Mexico participates in the OPEC+ framework since the onset of the pandemic-era agreement in 2020, although its production quota differs from that of core OPEC members. The country maintains an independent oil policy but aligns with the alliance on voluntary adjustments intended to support international price stability.
According to a recent market analysis, crude prices have declined under pressure from rising global inventories, weaker demand expectations, and elevated freight rates that have limited arbitrage opportunities for long-haul shipments. These conditions have reduced crude export margins and weighed on refining economics worldwide.

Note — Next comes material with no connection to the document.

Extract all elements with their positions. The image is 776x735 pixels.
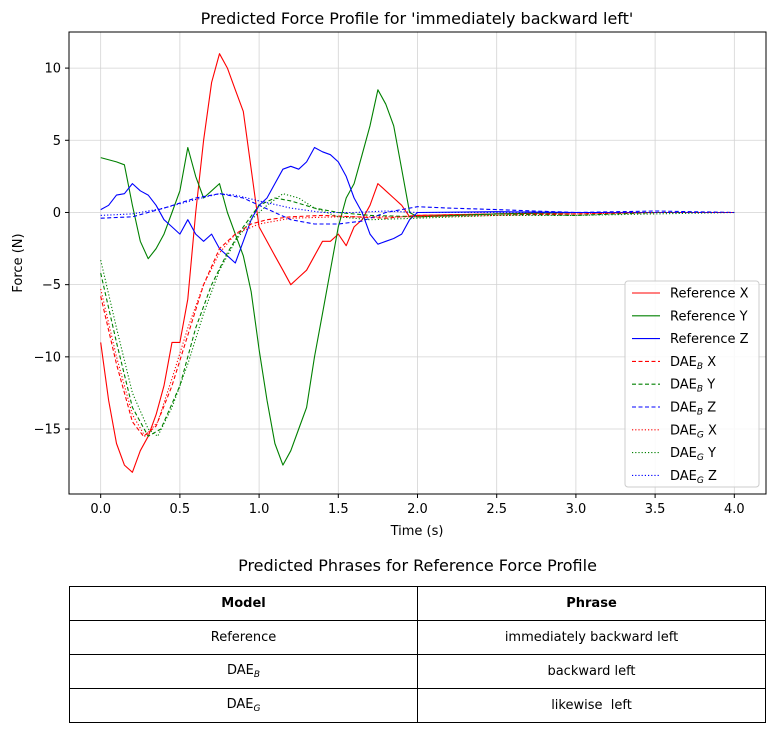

For Mexico, these developments compound preexisting structural challenges. While the government maintains its commitment to refine more crude domestically, notably through the ramp-up of the Olmeca Refinery, and to reduce fuel imports, analysts warn that lower global oil prices, volatile freight, and refining margins, and weak demand for refined products could undermine profitability.
Current data shows PEMEX is producing significantly under the 1.8MMb/d benchmark set by the government. In 2025, monthly reports indicate crude-oil and condensate production at about 1.64MMb/d in October, one of the lowest levels since 2018.
The company itself projected a 2025 crude output of only 1.58 MMb/d, well below the target. Analysts attribute the shortfall to declining yield from mature fields, delayed well workovers and lack of new discoveries.